TB knows colour?
it is known that people with dark skin are more susceptible to tuberculosis. A recent study has found why this is so. Carried out by researchers from the us and Germany, the study shows that low levels of vitamin d in people with dark skins is the likely reason.
The scientists studied the response of human immune cells to tuberculosis bacteria. They found that the germs stimulate a set of receptors present on these cells. This triggers a set of reactions the cells produce an enzyme that activates vitamin d to manufacture a protein that can kill the germs.

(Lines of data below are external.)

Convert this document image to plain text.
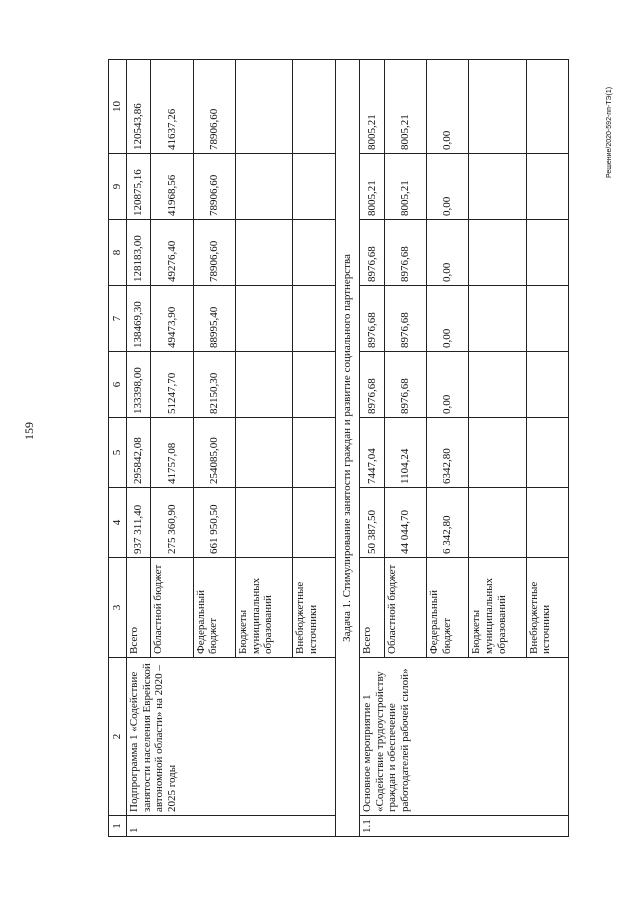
159
Решение/2020-592-пп-ТЭ(1)
1	2	3	4	5	6	7	8	9	10
1	Подпрограмма 1 «Содействие занятости населения Еврейской автономной области» на 2020 – 2025 годы	Всего	937 311,40	295842,08	133398,00	138469,30	128183,00	120875,16	120543,86
		Областной бюджет	275 360,90	41757,08	51247,70	49473,90	49276,40	41968,56	41637,26
		Федеральный бюджет	661 950,50	254085,00	82150,30	88995,40	78906,60	78906,60	78906,60
		Бюджеты муниципальных образований							
		Внебюджетные источники							
Задача 1. Стимулирование занятости граждан и развитие социального партнерства									
1.1	Основное мероприятие 1 «Содействие трудоустройству граждан и обеспечение работодателей рабочей силой»	Всего	50 387,50	7447,04	8976,68	8976,68	8976,68	8005,21	8005,21
		Областной бюджет	44 044,70	1104,24	8976,68	8976,68	8976,68	8005,21	8005,21
		Федеральный бюджет	6 342,80	6342,80	0,00	0,00	0,00	0,00	0,00
		Бюджеты муниципальных образований							
		Внебюджетные источники							
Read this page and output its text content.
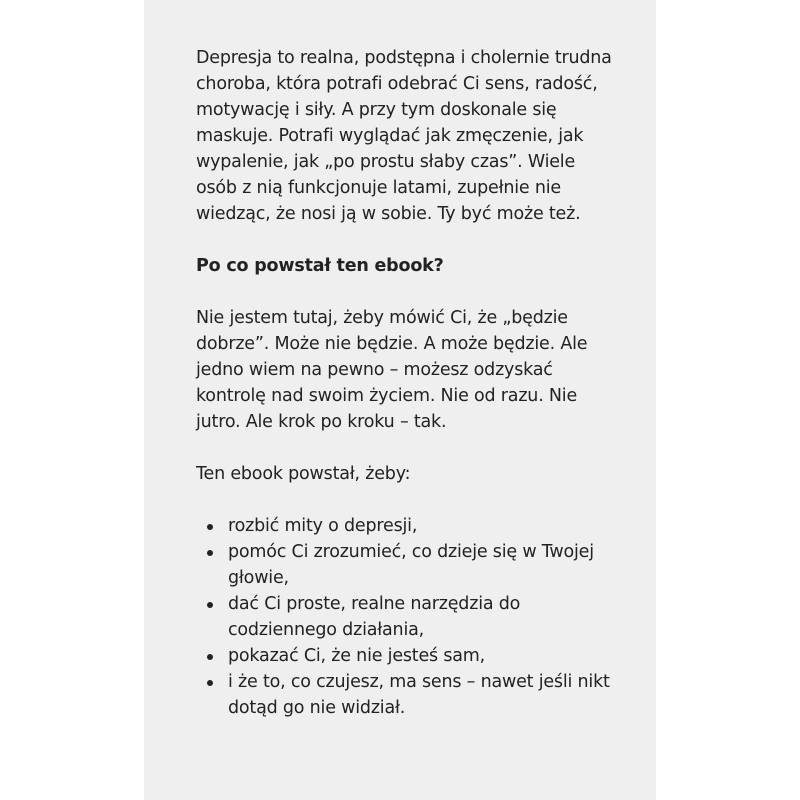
Depresja to realna, podstępna i cholernie trudna choroba, która potrafi odebrać Ci sens, radość, motywację i siły. A przy tym doskonale się maskuje. Potrafi wyglądać jak zmęczenie, jak wypalenie, jak „po prostu słaby czas”. Wiele osób z nią funkcjonuje latami, zupełnie nie wiedząc, że nosi ją w sobie. Ty być może też.

Po co powstał ten ebook?

Nie jestem tutaj, żeby mówić Ci, że „będzie dobrze”. Może nie będzie. A może będzie. Ale jedno wiem na pewno – możesz odzyskać kontrolę nad swoim życiem. Nie od razu. Nie jutro. Ale krok po kroku – tak.

Ten ebook powstał, żeby:

rozbić mity o depresji,
pomóc Ci zrozumieć, co dzieje się w Twojej głowie,
dać Ci proste, realne narzędzia do codziennego działania,
pokazać Ci, że nie jesteś sam,
i że to, co czujesz, ma sens – nawet jeśli nikt dotąd go nie widział.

Compared to fair-skinned people, those with dark skins have high levels of melanin the pigment that provides colour to skin. But melanin reduces the skin's ability to produce vitamin d. The scientists found that when exposed to the bacteria, cells cultured in blood samples taken from dark-skinned people produced about one-third of the microbe-killing protein produced by fair-skinned people. Supplementing the samples from dark-skinned people with a vitamin d precursor boosted the production of the protective protein. The study appeared in the online version of Science on February 23, 2006.

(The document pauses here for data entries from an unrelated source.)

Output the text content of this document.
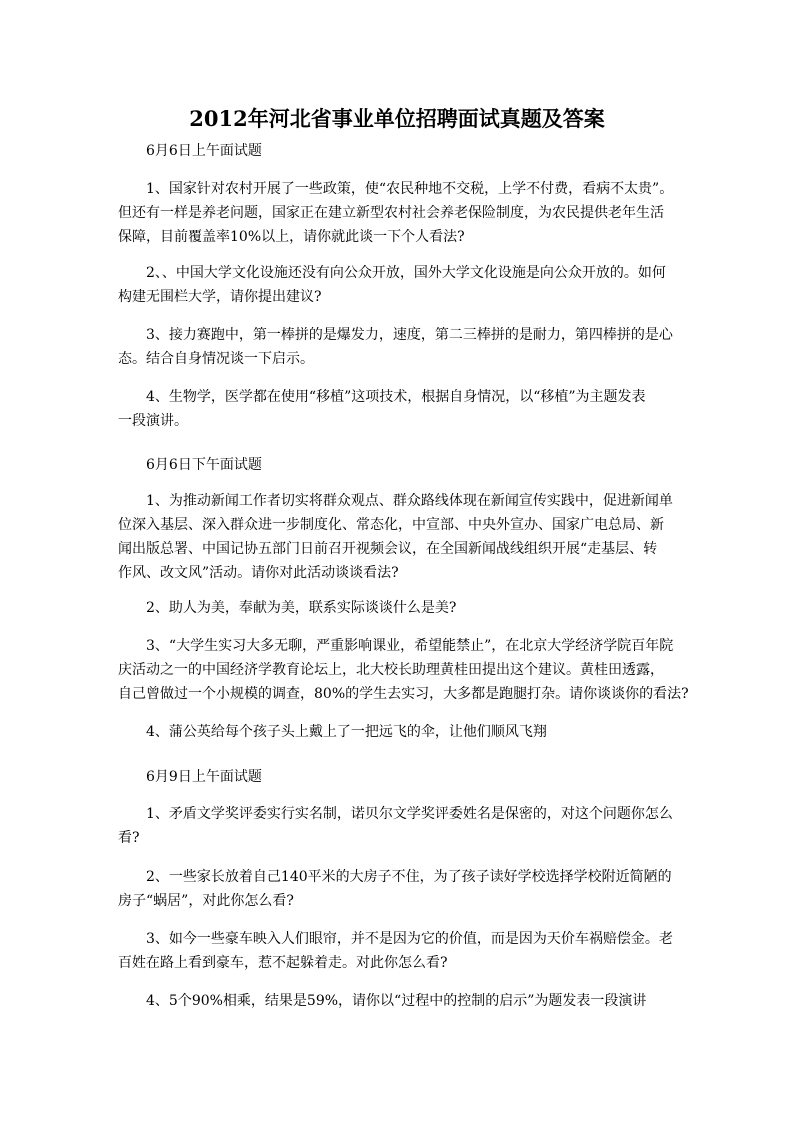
2012年河北省事业单位招聘面试真题及答案

6月6日上午面试题

1、国家针对农村开展了一些政策，使“农民种地不交税，上学不付费，看病不太贵”。
但还有一样是养老问题，国家正在建立新型农村社会养老保险制度，为农民提供老年生活
保障，目前覆盖率10%以上，请你就此谈一下个人看法?
2、、中国大学文化设施还没有向公众开放，国外大学文化设施是向公众开放的。如何
构建无围栏大学，请你提出建议?
3、接力赛跑中，第一棒拼的是爆发力，速度，第二三棒拼的是耐力，第四棒拼的是心
态。结合自身情况谈一下启示。
4、生物学，医学都在使用“移植”这项技术，根据自身情况，以“移植”为主题发表
一段演讲。

6月6日下午面试题

1、为推动新闻工作者切实将群众观点、群众路线体现在新闻宣传实践中，促进新闻单
位深入基层、深入群众进一步制度化、常态化，中宣部、中央外宣办、国家广电总局、新
闻出版总署、中国记协五部门日前召开视频会议，在全国新闻战线组织开展“走基层、转
作风、改文风”活动。请你对此活动谈谈看法?
2、助人为美，奉献为美，联系实际谈谈什么是美?
3、“大学生实习大多无聊，严重影响课业，希望能禁止”，在北京大学经济学院百年院
庆活动之一的中国经济学教育论坛上，北大校长助理黄桂田提出这个建议。黄桂田透露，
自己曾做过一个小规模的调查，80%的学生去实习，大多都是跑腿打杂。请你谈谈你的看法?
4、蒲公英给每个孩子头上戴上了一把远飞的伞，让他们顺风飞翔

6月9日上午面试题

1、矛盾文学奖评委实行实名制，诺贝尔文学奖评委姓名是保密的，对这个问题你怎么
看?
2、一些家长放着自己140平米的大房子不住，为了孩子读好学校选择学校附近简陋的
房子“蜗居”，对此你怎么看?
3、如今一些豪车映入人们眼帘，并不是因为它的价值，而是因为天价车祸赔偿金。老
百姓在路上看到豪车，惹不起躲着走。对此你怎么看?
4、5个90%相乘，结果是59%，请你以“过程中的控制的启示”为题发表一段演讲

There have been no large-scale studies of the prevalence of vitamin d deficiency, which appears to be widespread among poor people throughout Africa, West Asia and South Asia. Data from the us shows that in 2004, tuberculosis rate among blacks was eight times higher than that for whites. The study also explains why exposure to sunlight which increases production of vitamin d is a common treatment .
A combination of food and supplements would be better than getting the vitamin from the sun as it is difficult to regulate and its harmful effects are well-known, says Robert Modlin, David Geffen School of Medicine at University of California at Los Angeles, usa, the lead author of the study.